As it appears in the campaign world of Tolrea, the monk class of the Dungeons and Dragons v.3.5 Core Rules might be described more precisely as a class for unarmed martial artists. Not all monks of the kind who inhabit monasteries are members of the monk class, and not all members of the monk class are monastic in character.
Putting aside semantics, most of Tolrea's oldest styles of unarmed martial arts originated and are practiced in communities of fighting monks. The Mereflow Valley's elves, dwarves, gnomes, and halflings have no monastic traditions to speak of, although there have been members of all four races who have undertaken the study of the martial arts as practiced by various teachers who have entered the region since its colonization by the human-dominated Aureshan Empire. Monastic traditions of the martial arts do exist for all four of these races in other parts of the world.
Most of the traditional styles of unarmed combat in the Aureshan Empire are tied to the churches of Oceus, Merthia, Agon, and Lereina. A few hidden monasteries of Ekar also exist within the Empire, but little is known about the nature of the training administered within their confines. A tradition of wandering monks, friars, and mendicant priests also flourishes in the Empire, especially in the service of Herenus the Mariner. In the cases of both cloistered and traveling monks, it is commonplace to multiclass as a cleric/monk or a monk/fighter. Monk/paladins are occasionally seen in the churches of Agon and Merthia; Herenus's mendicant friars sometimes also multiclass as monk/rangers.
A secondary but still important strain of monasticism also exists in the Aureshan Empire, associated with a variety of druidic sects whose histories date back to before the start of recorded history. This group of martial art forms is often named for an animal, magical beast, or other monster from the movements of which a given style was inspired. Monk/rangers and druid/monks are common in many of these styles, and practitioners of races other than human, half-elf, and half-orc are much more common in these traditions. This variety of fighting monk is becoming less and less common in the Aureshan Empire's sphere of influence, in large part because of the rapid growth of the human population. As the Empire has grown more settled and civilized, druids have found it less hospitable. Many orders have chosen to move to frontier areas on the periphery of the Empire, but a few attempted to fight instead, with the result that several of the oldest known schools of martial arts were utterly destroyed in battle against the Imperial Legion.
Finally, a variety of martial arts schools have splintered off from both the religious and the druidic styles as disciples have been expelled from or simply left monastic life; sometimes the reason for this is as simple as an inability to submit to the rigorous discipline of monastic life, so that a student is unable to continue training because he or she is no longer lawful, but at other times a student quarrels with his or her teachers and decides to fend for himself or herself. A few itinerant martial artists also roam the Empire and its colonies as fugitives since their schools were brought down by the Legion. Many hybrid styles have come into existence as a result of these non-monastic monks' occasional efforts to train disciples of their own, and some have been transmitted as family or regional styles. These are seldom well-known outside of the source from which they originate.
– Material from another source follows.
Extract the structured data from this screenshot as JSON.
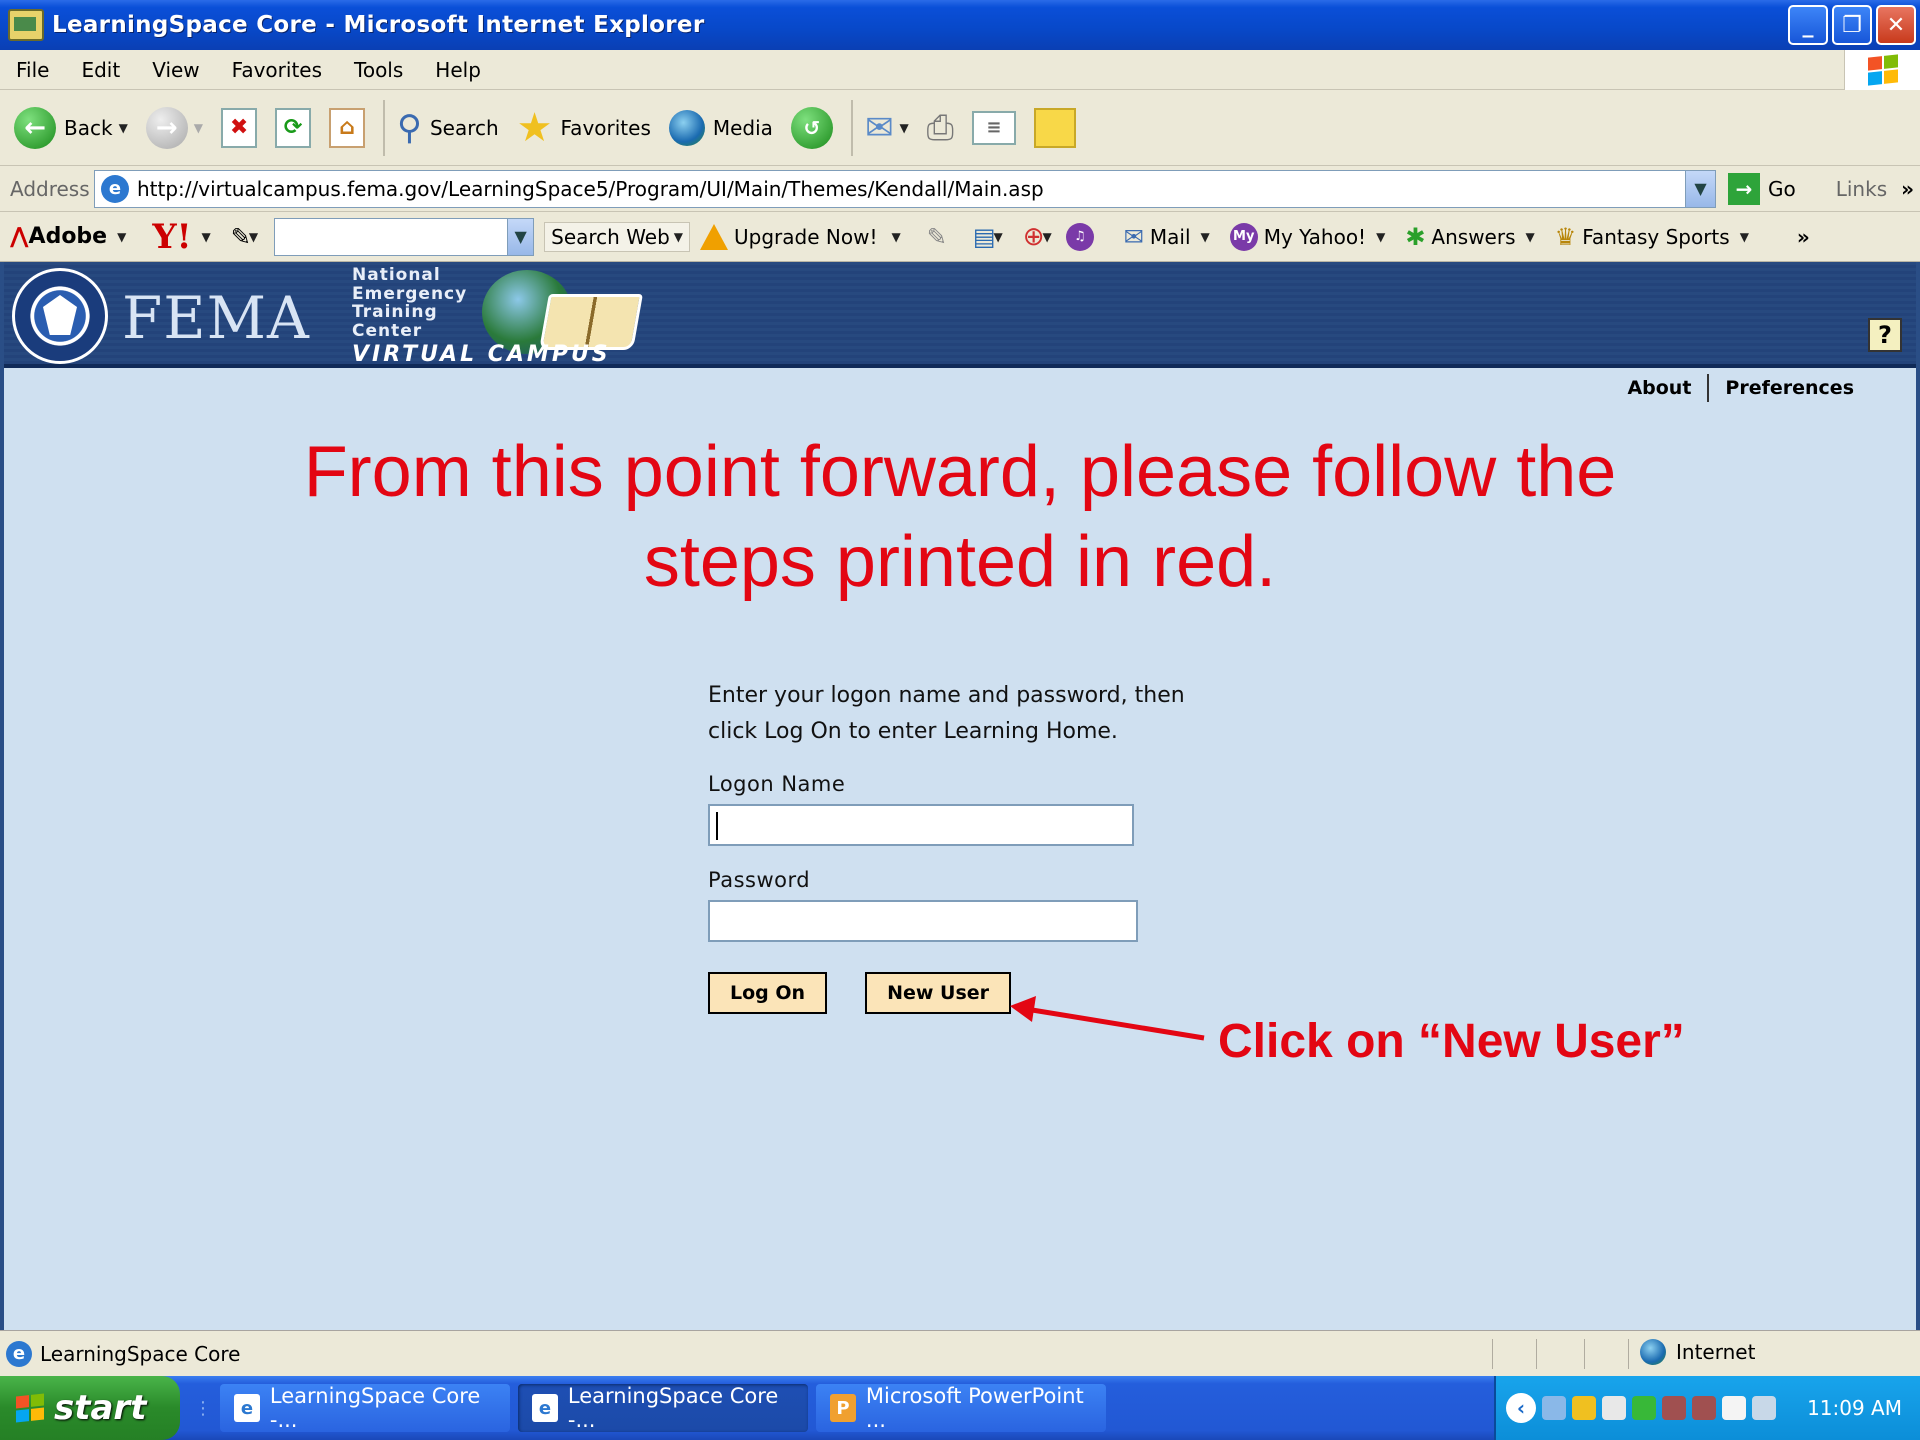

In Mereflow Valley, most monks are stylists of the non-monastic schools, although there is a number of fighting monks and friars of the religious schools (or "temple" schools, as they are sometimes called) as well, especially in and near Port Hope. The druidic or "sectarian" styles are not as well represented in settled areas, but there are a few secluded monasteries of these styles scattered through the area. Monks and friars of the temple schools usually do not teach their arts to anyone who is not a novice of their own order, and the sectarian stylists are even more secretive, but non-monastic artists are frequently willing to teach anyone who can pay. As a result, there are self-styled "martial artists" in Port Hope who are not monks; it is currently fashionable amongst wild young men, aristocrat and commoner alike, to learn "Aureshan boxing." A typical student of this sort frequently is not lawful, and may be nothing more than a 1st-level commoner with Improved Unarmed Strike and proficiency with his bare hands. Such rowdies offer little threat to an armed and armored adventurer, but are more than capable of slaying the average man in the street. More advanced students of this ilk may garner sufficient training to master Improved Grapple or parts of the Combat Expertise feat tree, or even gain the Stunning Fist feat, but they're rare.
Martial Arts Styles: The pursuit of martial arts training according to school or style confers benefits beyond those afforded simply by taking levels in the monk class and choosing feats according to one's own plans.
The Sectarian Styles: Many of these schools require training in the druidic mysteries to master. Advanced practitioners of the sectarian styles expand the boundaries of the wild shape ability.
The Temple Styles: True mastery in these styles often requires training as a cleric or paladin, since the temple schools were developed by and for the clergy of the Celestial Court.